As a young girl, I had suffered asthma, a self-suffocation that is difficult to describe—more difficult still to endure. If it got serious when my mother was out, I would curl up on the floor and prop myself up with pillows, wheezing and gasping until she got home. While my dad was there, sympathetic and caring, hers was the comfort that allowed me to relax enough that the air could find me. The same was true at twenty-nine, with a constricted heart instead of lungs.
My mom lived with two greyhounds, both rescued from southern racetracks, their faces and bodies pulled into the permanent shape of wind. There were also two blind and bedraggled Bichon Frisés, and I added to the household a cat I’d found the day my heart became imprinted with the tread of my lover’s indifferent shoe.
I had been emptying myself of our common-law marriage, raggedly packing the last of my boxes into my car, when I heard a kitten squeaking in the alley. It was alone, a creature smaller than my hand, eyes blossoming with pus—dead if I did not pick it up. I tucked it into my coat pocket, put the final few boxes in the car, and blew a kiss to my old life. Then I sped to a friend’s house, where I spent the evening sobbing and drizzling drops of camomile across the kitten’s swollen eyes. It was so fragile, I remember thinking as I sat in that chilled hollow Montreal kitchen, that I could easily have closed its thr
oat with my thumb. That night the kitten slept on my pillow, rooting through my hair, its thimble lips desperate to suckle my scalp and the quiet cove behind my ears. If anything got me through that first pain-soaked, lonely night, it was that begging of one life for another.

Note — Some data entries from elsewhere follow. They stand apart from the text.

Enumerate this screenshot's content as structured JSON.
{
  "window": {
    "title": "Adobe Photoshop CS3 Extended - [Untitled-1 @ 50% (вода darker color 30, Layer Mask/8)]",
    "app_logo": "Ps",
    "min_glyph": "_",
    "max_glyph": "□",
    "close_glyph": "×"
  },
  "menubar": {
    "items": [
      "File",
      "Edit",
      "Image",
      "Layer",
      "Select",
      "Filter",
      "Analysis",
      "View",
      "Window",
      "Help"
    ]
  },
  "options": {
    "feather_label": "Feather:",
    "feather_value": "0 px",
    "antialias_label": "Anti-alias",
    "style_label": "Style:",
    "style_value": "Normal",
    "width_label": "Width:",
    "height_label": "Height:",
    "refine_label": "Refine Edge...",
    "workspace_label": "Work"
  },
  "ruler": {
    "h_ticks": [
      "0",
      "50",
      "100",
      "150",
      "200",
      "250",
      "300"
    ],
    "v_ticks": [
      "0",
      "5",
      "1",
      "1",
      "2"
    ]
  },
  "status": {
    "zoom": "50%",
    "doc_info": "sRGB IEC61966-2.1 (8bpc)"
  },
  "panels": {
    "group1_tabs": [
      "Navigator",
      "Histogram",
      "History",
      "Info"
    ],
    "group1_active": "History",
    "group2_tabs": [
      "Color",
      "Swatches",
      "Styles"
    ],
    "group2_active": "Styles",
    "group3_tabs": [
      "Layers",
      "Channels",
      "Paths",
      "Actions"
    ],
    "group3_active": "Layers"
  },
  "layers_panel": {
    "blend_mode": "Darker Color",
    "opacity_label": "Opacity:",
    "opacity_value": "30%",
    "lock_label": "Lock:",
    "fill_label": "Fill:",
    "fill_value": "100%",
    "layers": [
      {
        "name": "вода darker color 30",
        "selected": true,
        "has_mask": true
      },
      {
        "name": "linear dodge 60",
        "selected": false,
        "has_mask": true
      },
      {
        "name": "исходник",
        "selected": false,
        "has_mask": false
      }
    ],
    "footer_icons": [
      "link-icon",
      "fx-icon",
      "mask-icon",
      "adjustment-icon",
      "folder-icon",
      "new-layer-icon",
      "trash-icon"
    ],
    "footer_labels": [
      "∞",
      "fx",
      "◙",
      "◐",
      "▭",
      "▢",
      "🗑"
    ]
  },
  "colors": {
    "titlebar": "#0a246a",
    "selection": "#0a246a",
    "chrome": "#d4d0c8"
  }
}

At dawn, I put the kitten in a box and pulled out of town, leaving trailings of myself along the streets and neighbourhoods that had become—briefly—my home. On the highway back to Ontario, I let my foot fall heavy, imagining the ease with which I could twitch myself into oncoming traffic and leave my heart scattered on the road. When I arrived at my mother’s farm, I got out of the car and lay down fully clothed in the creek next to the house. As I pressed into its pebble-bed cradle, feeling liquid winter purling against my ears and a cold so intense it pounded through my bones, I asked the water to find mercy enough to swallow me.
Then came my mother’s voice, calling out from the cedar twig bridge that arched over the water: “Wouldn’t you prefer a warm bath?” She was smiling with the kitten rescued from the car and tucked into the front of her jacket, his opal eyes blinking out tentatively. The three of us taking in the peculiar shape of our new lives.
II. Dies Irae
In the years since her second marriage, my mother and I had been both distant and close, caring for each other from opposite ends of the globe, through letters and family occasions. We had never really talked about my father except in practical terms—Christmas Day is with Dad this year, so we’ll see you on Boxing Day—and aside from one laughter-filled backpacking trip through Sicily together when I was twenty-one, my mother and I had never had time on our own to pull ourselves back through family history and sort it all out.
Until time was all we had. And a farm. Some animals to care for. Silence. And two raw hearts swollen with pain.